How could I breeze in and out of such harsh reality? There was no escape for Mercy, no fairness to be found. How could I entertain myself by flipping through my South Africa travel guide and making weekend plans while Mercy had waited 10 hours and was just still a misspelt name on a slip of paper? Then the deeper questions surfaced… the ones that I’ve often wrestled late at night when I wanted to be sleeping. The ones that have kept me from blogging anymore about Mercy all these months, because I don’t have answers to them. Have we done exactly what we didn’t want to do? Have we made Mercy too dependent on us by helping her too much? And what, I ask God to tell me, is the alternative… because it is the money in our wallet that has bought the medicine to keep her children alive… again and again. How do I deal with the disappointing fact that the pretty, little bow I tied around Mercy in my last blog about her has since come unraveled? Hasn’t she done what I feared she would do – lie and take advantage of our friendship? But how can I judge her – might I not do the same thing if I were in her place, trying to survive in the face of injustice? And now, what to do with this tension between frustration and guilt? …frustrated because we can never say “no” – guilt that I even feel frustrated in the first place!

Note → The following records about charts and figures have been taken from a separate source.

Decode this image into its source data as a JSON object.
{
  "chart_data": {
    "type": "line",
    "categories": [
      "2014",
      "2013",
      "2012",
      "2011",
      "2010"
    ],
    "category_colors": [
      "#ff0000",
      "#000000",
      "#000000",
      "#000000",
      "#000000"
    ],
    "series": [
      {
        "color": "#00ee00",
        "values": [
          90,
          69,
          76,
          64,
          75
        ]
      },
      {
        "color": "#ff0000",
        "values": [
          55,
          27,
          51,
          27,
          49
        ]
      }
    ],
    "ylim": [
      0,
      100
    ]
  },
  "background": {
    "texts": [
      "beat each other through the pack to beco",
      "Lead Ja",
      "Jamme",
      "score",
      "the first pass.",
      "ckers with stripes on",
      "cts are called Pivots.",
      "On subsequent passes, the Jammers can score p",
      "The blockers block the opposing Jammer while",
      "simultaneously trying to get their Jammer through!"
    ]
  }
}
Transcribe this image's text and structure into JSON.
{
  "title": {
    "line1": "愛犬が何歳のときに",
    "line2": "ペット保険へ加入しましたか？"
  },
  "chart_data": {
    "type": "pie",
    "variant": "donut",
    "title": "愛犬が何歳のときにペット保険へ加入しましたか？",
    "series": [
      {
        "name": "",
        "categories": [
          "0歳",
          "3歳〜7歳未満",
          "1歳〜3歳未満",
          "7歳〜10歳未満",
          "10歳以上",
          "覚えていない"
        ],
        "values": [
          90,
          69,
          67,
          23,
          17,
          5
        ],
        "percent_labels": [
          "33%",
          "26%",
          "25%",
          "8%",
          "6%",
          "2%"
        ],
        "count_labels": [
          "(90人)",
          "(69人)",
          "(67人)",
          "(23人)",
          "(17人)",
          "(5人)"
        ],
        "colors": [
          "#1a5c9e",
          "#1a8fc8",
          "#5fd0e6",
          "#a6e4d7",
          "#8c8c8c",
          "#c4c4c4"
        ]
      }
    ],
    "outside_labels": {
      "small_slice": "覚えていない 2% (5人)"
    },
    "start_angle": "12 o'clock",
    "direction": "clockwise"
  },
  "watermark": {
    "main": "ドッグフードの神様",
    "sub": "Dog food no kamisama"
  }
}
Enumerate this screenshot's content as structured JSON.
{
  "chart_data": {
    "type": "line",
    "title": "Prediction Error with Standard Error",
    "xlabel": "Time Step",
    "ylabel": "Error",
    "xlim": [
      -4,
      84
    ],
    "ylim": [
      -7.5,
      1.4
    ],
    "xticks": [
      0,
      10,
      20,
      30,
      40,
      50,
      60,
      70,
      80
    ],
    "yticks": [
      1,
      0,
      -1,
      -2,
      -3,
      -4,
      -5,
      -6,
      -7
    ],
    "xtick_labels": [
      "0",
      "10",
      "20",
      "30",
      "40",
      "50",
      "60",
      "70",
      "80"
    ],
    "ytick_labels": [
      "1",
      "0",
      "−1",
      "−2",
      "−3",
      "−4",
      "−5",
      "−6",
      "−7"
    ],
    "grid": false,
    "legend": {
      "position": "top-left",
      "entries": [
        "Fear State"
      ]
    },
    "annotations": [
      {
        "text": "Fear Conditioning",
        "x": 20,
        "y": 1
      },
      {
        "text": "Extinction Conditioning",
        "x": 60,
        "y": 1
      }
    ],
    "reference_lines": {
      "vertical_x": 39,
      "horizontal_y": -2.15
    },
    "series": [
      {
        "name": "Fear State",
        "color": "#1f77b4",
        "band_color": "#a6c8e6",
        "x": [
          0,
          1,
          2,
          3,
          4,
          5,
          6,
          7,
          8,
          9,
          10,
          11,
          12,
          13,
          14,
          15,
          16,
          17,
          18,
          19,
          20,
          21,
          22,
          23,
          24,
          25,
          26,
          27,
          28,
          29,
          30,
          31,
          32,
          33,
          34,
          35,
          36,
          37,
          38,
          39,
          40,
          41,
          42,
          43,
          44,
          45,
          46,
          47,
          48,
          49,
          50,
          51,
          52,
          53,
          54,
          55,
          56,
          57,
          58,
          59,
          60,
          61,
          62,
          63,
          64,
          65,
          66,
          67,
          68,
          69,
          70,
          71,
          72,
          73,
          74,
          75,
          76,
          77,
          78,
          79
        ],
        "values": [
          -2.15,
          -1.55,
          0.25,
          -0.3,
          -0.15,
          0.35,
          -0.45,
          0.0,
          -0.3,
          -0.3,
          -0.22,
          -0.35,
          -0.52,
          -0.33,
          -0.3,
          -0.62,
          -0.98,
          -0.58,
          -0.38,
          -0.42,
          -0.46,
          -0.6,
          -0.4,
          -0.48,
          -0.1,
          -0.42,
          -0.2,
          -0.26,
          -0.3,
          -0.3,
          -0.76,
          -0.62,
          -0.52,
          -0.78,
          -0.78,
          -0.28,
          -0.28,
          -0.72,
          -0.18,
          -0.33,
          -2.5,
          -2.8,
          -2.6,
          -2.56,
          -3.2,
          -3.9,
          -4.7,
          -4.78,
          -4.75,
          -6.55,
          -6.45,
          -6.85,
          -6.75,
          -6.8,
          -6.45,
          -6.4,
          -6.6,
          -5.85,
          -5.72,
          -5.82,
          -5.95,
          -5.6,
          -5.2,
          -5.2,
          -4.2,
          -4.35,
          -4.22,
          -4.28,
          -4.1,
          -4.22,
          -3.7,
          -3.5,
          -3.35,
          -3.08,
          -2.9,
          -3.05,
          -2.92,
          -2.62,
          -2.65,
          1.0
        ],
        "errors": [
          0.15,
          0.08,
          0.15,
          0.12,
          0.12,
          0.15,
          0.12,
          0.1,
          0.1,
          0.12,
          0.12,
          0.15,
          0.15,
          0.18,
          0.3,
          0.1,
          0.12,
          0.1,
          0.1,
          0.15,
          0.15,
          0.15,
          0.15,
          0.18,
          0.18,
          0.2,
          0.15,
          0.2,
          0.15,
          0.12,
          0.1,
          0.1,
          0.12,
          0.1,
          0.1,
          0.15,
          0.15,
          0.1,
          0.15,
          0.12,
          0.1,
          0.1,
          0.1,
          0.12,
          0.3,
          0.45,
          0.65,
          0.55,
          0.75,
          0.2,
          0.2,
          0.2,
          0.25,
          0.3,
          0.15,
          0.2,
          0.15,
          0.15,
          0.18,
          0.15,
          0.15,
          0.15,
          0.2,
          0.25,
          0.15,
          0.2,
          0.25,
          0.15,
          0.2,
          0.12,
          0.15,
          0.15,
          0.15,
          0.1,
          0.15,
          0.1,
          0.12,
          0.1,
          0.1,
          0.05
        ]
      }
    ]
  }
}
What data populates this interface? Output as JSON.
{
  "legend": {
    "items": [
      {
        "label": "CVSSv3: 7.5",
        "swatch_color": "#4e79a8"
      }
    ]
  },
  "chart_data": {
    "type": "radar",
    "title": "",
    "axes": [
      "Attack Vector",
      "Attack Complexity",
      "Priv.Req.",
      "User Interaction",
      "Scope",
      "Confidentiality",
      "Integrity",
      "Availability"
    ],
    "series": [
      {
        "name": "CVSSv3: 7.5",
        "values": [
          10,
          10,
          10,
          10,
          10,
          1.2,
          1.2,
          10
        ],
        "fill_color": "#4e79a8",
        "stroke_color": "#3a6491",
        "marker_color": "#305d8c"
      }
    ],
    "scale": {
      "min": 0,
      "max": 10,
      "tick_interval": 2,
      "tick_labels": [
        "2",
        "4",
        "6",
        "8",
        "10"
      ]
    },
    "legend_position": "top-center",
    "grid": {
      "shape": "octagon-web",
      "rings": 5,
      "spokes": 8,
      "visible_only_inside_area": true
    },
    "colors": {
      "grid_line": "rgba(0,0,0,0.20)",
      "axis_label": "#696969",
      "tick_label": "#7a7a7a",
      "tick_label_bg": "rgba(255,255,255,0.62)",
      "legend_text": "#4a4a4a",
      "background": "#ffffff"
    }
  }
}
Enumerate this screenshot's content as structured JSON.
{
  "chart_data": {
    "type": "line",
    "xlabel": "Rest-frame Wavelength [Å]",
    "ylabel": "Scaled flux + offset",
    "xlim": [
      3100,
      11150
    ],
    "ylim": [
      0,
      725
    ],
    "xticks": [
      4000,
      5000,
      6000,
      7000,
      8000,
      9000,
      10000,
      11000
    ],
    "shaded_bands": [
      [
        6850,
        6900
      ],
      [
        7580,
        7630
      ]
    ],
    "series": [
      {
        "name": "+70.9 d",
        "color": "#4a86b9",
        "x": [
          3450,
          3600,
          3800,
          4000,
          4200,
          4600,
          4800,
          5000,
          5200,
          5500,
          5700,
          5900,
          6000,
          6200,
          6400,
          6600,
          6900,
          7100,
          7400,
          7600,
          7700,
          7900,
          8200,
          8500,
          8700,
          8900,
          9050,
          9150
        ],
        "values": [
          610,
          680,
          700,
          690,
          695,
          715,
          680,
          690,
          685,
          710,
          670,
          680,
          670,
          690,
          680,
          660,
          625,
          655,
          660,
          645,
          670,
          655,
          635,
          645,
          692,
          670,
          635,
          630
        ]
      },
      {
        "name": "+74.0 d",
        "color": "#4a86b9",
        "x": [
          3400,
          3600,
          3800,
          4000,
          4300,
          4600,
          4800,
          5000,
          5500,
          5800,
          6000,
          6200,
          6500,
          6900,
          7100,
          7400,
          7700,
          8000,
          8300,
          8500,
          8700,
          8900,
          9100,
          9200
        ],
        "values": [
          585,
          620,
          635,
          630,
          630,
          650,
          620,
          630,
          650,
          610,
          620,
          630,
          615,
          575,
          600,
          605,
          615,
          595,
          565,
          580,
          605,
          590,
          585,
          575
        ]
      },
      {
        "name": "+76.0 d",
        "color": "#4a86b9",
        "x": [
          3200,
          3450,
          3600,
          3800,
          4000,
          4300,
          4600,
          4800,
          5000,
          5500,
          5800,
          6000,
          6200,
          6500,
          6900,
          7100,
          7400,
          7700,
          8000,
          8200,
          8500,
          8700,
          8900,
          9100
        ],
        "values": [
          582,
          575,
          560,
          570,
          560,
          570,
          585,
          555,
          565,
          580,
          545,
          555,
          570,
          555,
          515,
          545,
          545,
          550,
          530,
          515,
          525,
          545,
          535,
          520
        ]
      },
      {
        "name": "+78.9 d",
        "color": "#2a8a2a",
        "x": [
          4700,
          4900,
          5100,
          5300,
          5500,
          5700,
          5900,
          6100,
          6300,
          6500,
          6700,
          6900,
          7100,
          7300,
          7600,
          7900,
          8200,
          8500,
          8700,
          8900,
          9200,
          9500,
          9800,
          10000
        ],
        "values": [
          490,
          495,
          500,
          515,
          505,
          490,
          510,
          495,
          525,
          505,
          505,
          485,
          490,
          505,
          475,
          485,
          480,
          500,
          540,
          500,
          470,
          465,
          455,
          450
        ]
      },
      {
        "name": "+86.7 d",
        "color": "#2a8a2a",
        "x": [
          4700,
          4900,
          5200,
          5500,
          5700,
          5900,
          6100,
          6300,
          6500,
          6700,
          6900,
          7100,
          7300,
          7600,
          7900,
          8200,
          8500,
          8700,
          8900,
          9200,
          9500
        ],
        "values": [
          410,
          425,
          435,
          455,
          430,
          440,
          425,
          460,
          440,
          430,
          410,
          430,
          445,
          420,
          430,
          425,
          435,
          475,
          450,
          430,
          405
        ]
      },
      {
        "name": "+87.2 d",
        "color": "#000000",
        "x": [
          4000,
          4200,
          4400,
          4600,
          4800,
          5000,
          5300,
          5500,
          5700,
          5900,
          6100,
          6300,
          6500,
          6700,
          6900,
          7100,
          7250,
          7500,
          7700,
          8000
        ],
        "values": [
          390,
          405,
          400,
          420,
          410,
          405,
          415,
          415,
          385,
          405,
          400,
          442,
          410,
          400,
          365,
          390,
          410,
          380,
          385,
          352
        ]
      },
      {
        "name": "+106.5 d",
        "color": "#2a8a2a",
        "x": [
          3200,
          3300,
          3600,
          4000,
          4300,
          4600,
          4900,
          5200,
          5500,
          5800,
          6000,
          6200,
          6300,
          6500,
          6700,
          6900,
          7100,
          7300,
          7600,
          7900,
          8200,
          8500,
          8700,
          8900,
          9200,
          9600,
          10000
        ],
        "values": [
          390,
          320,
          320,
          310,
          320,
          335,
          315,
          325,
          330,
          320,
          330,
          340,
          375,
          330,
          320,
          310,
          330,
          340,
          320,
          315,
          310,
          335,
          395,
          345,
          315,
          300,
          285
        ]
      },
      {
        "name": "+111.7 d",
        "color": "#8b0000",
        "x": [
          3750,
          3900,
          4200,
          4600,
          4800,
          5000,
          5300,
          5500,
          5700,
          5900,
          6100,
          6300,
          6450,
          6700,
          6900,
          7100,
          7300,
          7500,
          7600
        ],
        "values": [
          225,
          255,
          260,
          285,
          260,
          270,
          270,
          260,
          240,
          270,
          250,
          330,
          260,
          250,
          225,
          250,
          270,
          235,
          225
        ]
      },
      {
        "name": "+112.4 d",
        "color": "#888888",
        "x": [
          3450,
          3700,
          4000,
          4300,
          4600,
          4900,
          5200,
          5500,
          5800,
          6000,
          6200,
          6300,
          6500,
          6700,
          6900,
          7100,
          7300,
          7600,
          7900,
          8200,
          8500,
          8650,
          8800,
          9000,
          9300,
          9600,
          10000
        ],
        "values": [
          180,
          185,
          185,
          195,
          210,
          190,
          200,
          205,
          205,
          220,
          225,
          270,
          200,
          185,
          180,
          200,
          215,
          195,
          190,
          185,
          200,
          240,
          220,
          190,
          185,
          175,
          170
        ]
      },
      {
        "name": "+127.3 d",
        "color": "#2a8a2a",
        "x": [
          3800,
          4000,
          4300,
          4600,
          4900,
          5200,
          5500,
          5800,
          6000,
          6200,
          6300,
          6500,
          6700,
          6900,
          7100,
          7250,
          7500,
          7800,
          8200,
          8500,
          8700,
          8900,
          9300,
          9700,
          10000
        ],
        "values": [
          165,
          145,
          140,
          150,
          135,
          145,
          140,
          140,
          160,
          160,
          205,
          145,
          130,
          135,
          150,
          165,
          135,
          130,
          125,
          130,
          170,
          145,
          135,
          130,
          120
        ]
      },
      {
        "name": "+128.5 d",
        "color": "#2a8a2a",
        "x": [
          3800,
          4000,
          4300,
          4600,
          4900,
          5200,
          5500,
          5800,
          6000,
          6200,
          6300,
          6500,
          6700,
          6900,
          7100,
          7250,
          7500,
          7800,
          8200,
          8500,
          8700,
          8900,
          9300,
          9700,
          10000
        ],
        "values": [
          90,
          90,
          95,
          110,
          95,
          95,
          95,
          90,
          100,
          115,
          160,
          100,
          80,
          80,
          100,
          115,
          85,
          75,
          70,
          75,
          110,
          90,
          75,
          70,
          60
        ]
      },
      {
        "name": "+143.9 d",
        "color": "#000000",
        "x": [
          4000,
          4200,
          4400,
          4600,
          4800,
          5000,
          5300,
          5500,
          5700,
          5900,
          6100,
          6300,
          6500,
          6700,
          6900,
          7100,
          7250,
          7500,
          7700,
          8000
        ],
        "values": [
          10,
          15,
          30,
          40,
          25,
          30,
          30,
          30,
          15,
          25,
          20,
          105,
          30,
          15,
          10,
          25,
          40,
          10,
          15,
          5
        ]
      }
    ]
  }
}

So, here is where I wrestle. Where the answers hide and everything is gray. I used to see more in black and white, before I moved here to this brilliant land of open sky, verdant green, and red dirt. Now, I can’t compartmentalize anymore. Opening my heart to Africa is like trying to take a sip from a fire hydrant. Oh, I have gotten a lot more than I bargained for! But as T often reminds me, isn’t that why we came? If we aren’t wrestling or feeling the tension, then why are we even here? I feel tempted to open my heart in measured amounts, but God certainly doesn’t administer His grace like that. So, we keep wrestling and asking questions. I keep striving to LIVE here and not just be a warm body. I keep loving Mercy, even if I don’t do it well, because she deserves to be loved. I keep teetering, trying to find my balance between identifying with Uganda and keeping my own sanity. Mostly, I keep Jesus in the center and trust that He is strong enough to handle the flood.
Mercy was FINALLY admitted that day, given some injections, drips, some new medicine, and sent home way too soon a couple of days later. She is now regaining strength. I try not to think too much about the future, or hold any resentment of the past. Tonight, she is home with her children, and they are all well - and that really is enough to praise God for.